Pain is prevented by brainwave synchronicity in the alpha-mu band, a wave rhythm that is related to focused attention. This study, therefore, suggests that physical contact enhances this synchronicity, with brain-to-brain coupling promoting temporary analgesia – the inability to feel pain – in individuals.
This coupling, which appears to diminish the further apart the partners are from each other, thus proves that interpersonal contact can relieve a person from feeling pain.
As well as indicating that touch is a factor that can increase synchronisation between people, the study also suggests that the more empathy the pair have for each other, the greater the amount of interpersonal synchronisation, and therefore the great amount of pain that can be eased by touch alone.
This was proven by testing the empathy levels of the male partners, finding that the more empathy he exhibited, the more their brain activity synced and, therefore, the less pain she felt.
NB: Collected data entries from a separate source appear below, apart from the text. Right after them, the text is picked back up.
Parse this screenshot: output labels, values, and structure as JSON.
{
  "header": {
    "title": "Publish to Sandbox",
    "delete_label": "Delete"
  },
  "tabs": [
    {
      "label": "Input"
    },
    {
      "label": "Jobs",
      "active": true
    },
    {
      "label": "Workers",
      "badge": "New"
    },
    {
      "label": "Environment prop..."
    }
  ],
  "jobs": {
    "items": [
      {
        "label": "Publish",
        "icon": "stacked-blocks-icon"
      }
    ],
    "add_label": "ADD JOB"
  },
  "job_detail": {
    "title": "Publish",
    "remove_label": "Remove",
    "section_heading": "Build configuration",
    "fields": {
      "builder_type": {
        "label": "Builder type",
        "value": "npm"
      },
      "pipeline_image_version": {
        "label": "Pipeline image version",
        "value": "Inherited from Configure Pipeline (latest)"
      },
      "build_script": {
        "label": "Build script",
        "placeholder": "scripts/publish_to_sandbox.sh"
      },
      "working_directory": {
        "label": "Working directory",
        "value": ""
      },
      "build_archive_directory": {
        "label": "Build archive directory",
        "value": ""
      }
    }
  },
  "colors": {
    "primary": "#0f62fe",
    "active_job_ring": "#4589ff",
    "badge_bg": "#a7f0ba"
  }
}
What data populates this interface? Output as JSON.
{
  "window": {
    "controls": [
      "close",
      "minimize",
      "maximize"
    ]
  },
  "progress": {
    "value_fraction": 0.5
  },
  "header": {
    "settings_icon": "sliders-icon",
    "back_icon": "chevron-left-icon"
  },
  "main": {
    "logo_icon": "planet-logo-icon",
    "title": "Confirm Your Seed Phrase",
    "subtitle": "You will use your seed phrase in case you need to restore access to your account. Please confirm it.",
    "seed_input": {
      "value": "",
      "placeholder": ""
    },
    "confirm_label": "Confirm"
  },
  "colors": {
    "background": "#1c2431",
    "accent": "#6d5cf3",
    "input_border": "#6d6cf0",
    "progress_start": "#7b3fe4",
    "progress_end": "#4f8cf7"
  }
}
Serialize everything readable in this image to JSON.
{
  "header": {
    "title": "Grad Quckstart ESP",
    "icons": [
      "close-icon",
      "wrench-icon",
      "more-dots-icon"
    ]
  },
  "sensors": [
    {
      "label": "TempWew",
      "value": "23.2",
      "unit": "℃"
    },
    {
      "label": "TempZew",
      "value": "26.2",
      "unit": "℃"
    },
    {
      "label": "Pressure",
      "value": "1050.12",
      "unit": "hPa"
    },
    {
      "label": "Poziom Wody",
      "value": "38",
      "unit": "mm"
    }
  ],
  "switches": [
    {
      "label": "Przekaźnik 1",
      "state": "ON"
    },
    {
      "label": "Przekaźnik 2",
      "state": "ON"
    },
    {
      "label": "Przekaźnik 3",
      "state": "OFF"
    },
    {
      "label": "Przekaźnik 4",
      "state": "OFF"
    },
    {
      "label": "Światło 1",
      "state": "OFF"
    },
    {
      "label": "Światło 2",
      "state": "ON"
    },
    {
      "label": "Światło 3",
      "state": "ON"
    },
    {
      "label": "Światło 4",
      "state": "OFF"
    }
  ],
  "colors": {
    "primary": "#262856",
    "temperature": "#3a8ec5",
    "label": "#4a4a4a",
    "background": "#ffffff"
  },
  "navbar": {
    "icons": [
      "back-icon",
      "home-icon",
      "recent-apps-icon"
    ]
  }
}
“You may express empathy for a partner’s pain, but without touch it may not be fully communicated,” Goldstein told Science Daily. “We have developed a lot of ways to communicate in the modern world and we have fewer physical interactions. This paper illustrates the power and importance of human touch.”
Other interpersonal synchronisation studies – the phenomenon in which people mirror the physiological behaviours of those they are with – have proven that this same type of contact-dependent synchronisation can been found in the respiratory systems, where the heart rates of couples begin to match with physical contact.
While this study did not test whether this phenomenon would occur between platonic pairings, do not underestimate the power of a hand hold.
Whether they’re a willing friend, flatmate, pet or, indeed, a romantic partner, it turns out this seemingly small gesture can have multiple health benefits, as well as making you feel all warm and fuzzy inside.